Middle East war ‘extinguishing’ growth in UK economy
The war in the Middle East is “stalling growth” in the UK economy, fresh data has shown, as firms’ output dropped to a six-month low.
A monthly survey of business activity across the country has suggested that there was a slowdown in output as well as a fall in both domestic and international orders, with the war already taking a toll on the private sector.
S&P Global’s purchasing managers’ index (PMI) showed that businesses suffered from market turmoil in March, with cost pressures rapidly accelerating on the month.
“The war in the Middle East has hit the UK economy in March, stalling growth while driving inflation sharply higher,” said Chris Williamson, chief business economist at S&P Global.

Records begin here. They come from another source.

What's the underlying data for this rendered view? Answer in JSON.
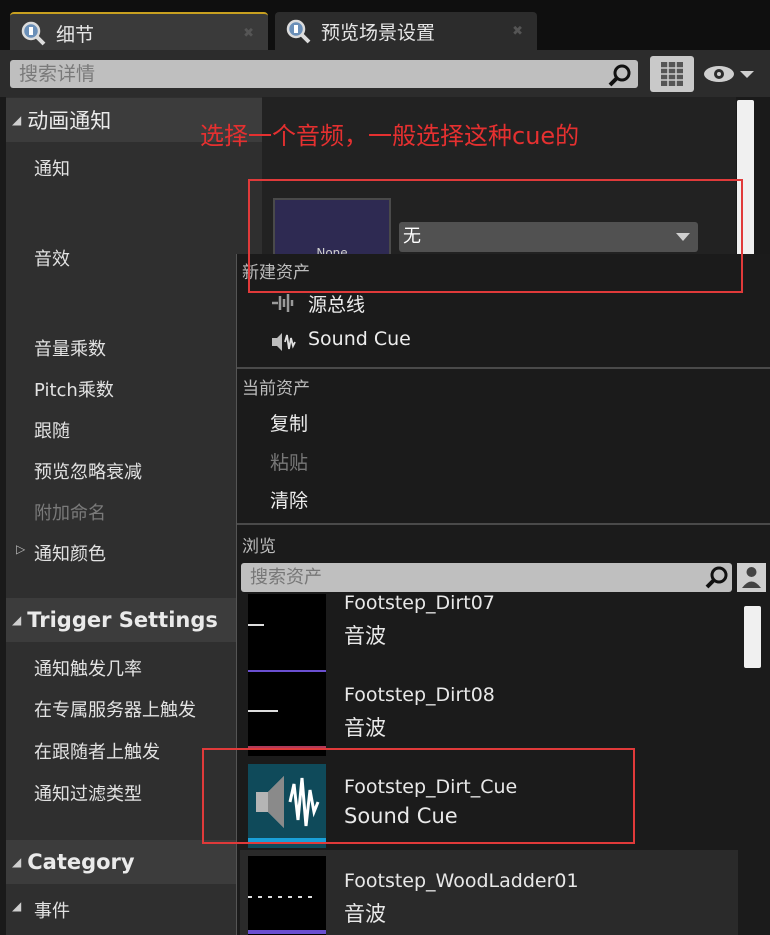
{
  "tabs": [
    {
      "label": "细节",
      "icon": "details-magnifier-icon",
      "active": true
    },
    {
      "label": "预览场景设置",
      "icon": "details-magnifier-icon",
      "active": false
    }
  ],
  "toolbar": {
    "search_placeholder": "搜索详情"
  },
  "categories": {
    "anim_notify": "动画通知",
    "trigger": "Trigger Settings",
    "category": "Category"
  },
  "props": {
    "notify": "通知",
    "sound": "音效",
    "volume": "音量乘数",
    "pitch": "Pitch乘数",
    "follow": "跟随",
    "preview_ignore": "预览忽略衰减",
    "attach_name": "附加命名",
    "notify_color": "通知颜色",
    "trigger_chance": "通知触发几率",
    "dedicated_server": "在专属服务器上触发",
    "follower_trigger": "在跟随者上触发",
    "filter_type": "通知过滤类型",
    "event": "事件"
  },
  "annotation": "选择一个音频，一般选择这种cue的",
  "asset": {
    "thumb_label": "None",
    "combo_value": "无"
  },
  "menu": {
    "new_asset_header": "新建资产",
    "source_bus": "源总线",
    "sound_cue": "Sound Cue",
    "current_asset_header": "当前资产",
    "copy": "复制",
    "paste": "粘贴",
    "clear": "清除",
    "browse_header": "浏览",
    "asset_search_placeholder": "搜索资产"
  },
  "assets": [
    {
      "name": "Footstep_Dirt07",
      "type": "音波",
      "bar_color": "#6a4fd0"
    },
    {
      "name": "Footstep_Dirt08",
      "type": "音波",
      "bar_color": "#b03a5a"
    },
    {
      "name": "Footstep_Dirt_Cue",
      "type": "Sound Cue",
      "bar_color": "#1aa0d8"
    },
    {
      "name": "Footstep_WoodLadder01",
      "type": "音波",
      "bar_color": "#6a4fd0"
    }
  ],
  "colors": {
    "annotation_red": "#e53030",
    "active_tab_accent": "#c8a020"
  }
}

“Output growth across manufacturing and services has slowed to a crawl as companies blamed lost business directly on the events in the Middle East, whether through heightened risk aversion among customers, surging price pressures, higher interest rates, or via travel and supply chain disruptions.”

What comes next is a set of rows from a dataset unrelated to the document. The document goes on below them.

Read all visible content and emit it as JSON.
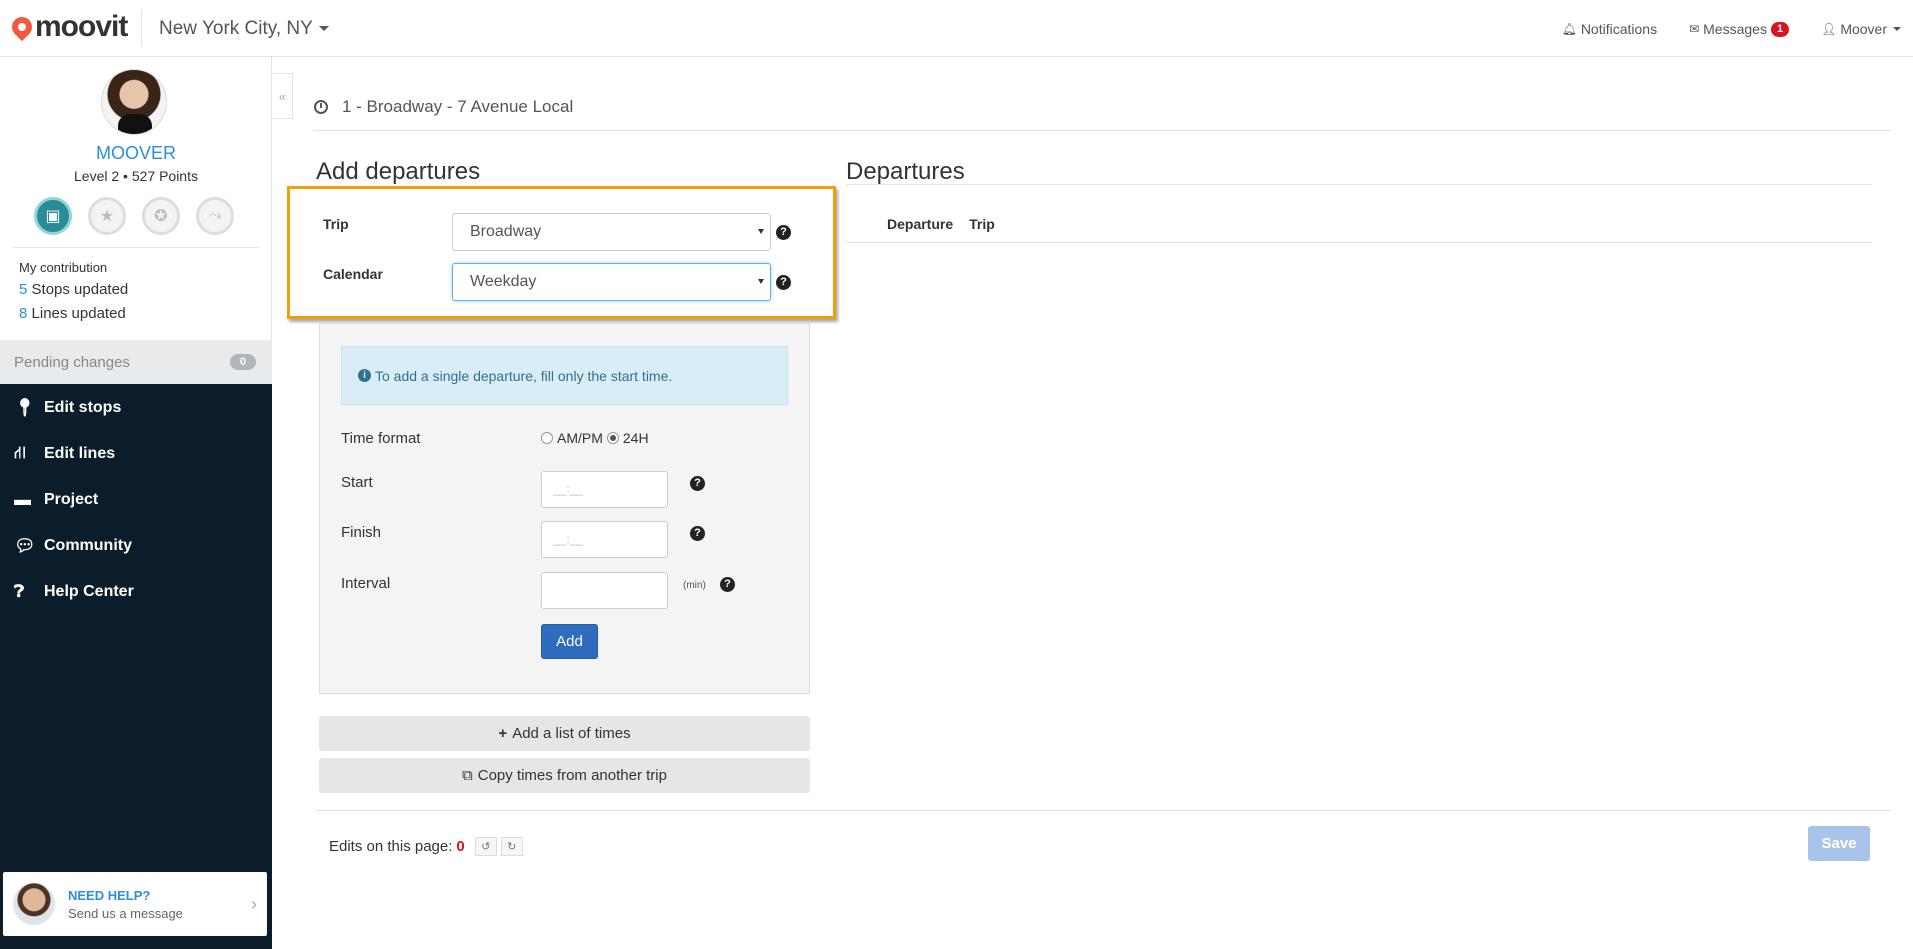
{
  "header": {
    "logo_text": "moovit",
    "city": "New York City, NY",
    "notifications_label": "Notifications",
    "messages_label": "Messages",
    "messages_badge": "1",
    "user_label": "Moover"
  },
  "sidebar": {
    "username": "MOOVER",
    "level_text": "Level 2 • 527 Points",
    "contribution_title": "My contribution",
    "stops_count": "5",
    "stops_label": "Stops updated",
    "lines_count": "8",
    "lines_label": "Lines updated",
    "pending_label": "Pending changes",
    "pending_count": "0",
    "nav": [
      {
        "label": "Edit stops",
        "icon": "map-pin-icon"
      },
      {
        "label": "Edit lines",
        "icon": "road-icon"
      },
      {
        "label": "Project",
        "icon": "folder-icon"
      },
      {
        "label": "Community",
        "icon": "chat-bubble-icon"
      },
      {
        "label": "Help Center",
        "icon": "question-circle-icon"
      }
    ],
    "help": {
      "title": "NEED HELP?",
      "subtitle": "Send us a message"
    }
  },
  "main": {
    "breadcrumb": "1 - Broadway - 7 Avenue Local",
    "add_title": "Add departures",
    "departures_title": "Departures",
    "trip_label": "Trip",
    "trip_value": "Broadway",
    "calendar_label": "Calendar",
    "calendar_value": "Weekday",
    "info_text": "To add a single departure, fill only the start time.",
    "time_format_label": "Time format",
    "ampm_label": "AM/PM",
    "h24_label": "24H",
    "start_label": "Start",
    "finish_label": "Finish",
    "interval_label": "Interval",
    "time_placeholder": "__:__",
    "min_unit": "(min)",
    "add_button": "Add",
    "add_list_button": "Add a list of times",
    "copy_button": "Copy times from another trip",
    "table_headers": [
      "Departure",
      "Trip"
    ],
    "edits_label": "Edits on this page:",
    "edits_count": "0",
    "save_button": "Save"
  },
  "colors": {
    "accent": "#2a91d8",
    "nav_bg": "#0b1d2b",
    "highlight": "#f0a00a",
    "primary_button": "#2f6cbd",
    "badge": "#d9131f"
  }
}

The flash PMI remained in positive territory at 51, just above the 50-figure threshold for neutrality in output.
The PMI estimate for manufacturing output skimmed the threshold at 50.1.
Researchers said manufacturers’ input prices index, which measures costs for firms, rose by 14 points in March.
It was the biggest month-on-month increase for the sector since October 1992 after Black Wednesday, the sterling crisis when the government was forced to withdraw currency from the European Exchange Rate Mechanism.
Researchers said the cost pressures on manufacturers were “especially severe”. Problems could be compounded by a fall in demand over the coming months. Company bosses reported a small increase in export orders due to possible stock-piling by customers.
Economists ‘struck’ by bad UK economy results
S&P Global analysts also said respondents in its survey of around 650 services firms and 650 manufacturers reported longer wait times for raw materials as ships were diverted away from the Middle East and had to travel around South Africa.
Service providers also reported a rise in cost pressures while business expectations dropped to its lowest level for nine months.
Capital Economics’ chief UK economist Paul Dales said the flash PMI showed the conflict in the Middle East was “already going a long way to boosting inflation and extinguishing GDP growth – and this is just the start.”
“We are a bit struck by how rapid the moves have been.
“This heightens the Bank of England’s dilemma, although we still think the markets have gone too far by pricing in interest rates rising from 3.75 per cent to 4.25 or 4.5 per cent.”
Rhys Herbert, senior economist at Lloyds, struck a more positive tone as he suggested underlying trends in the UK economy were “holding up”.
“The economy entered March with stronger momentum than it ended last year which should offer some support, but businesses are operating in a challenging environment, and we should not rule out further fluctuations in activity,” Herbert said.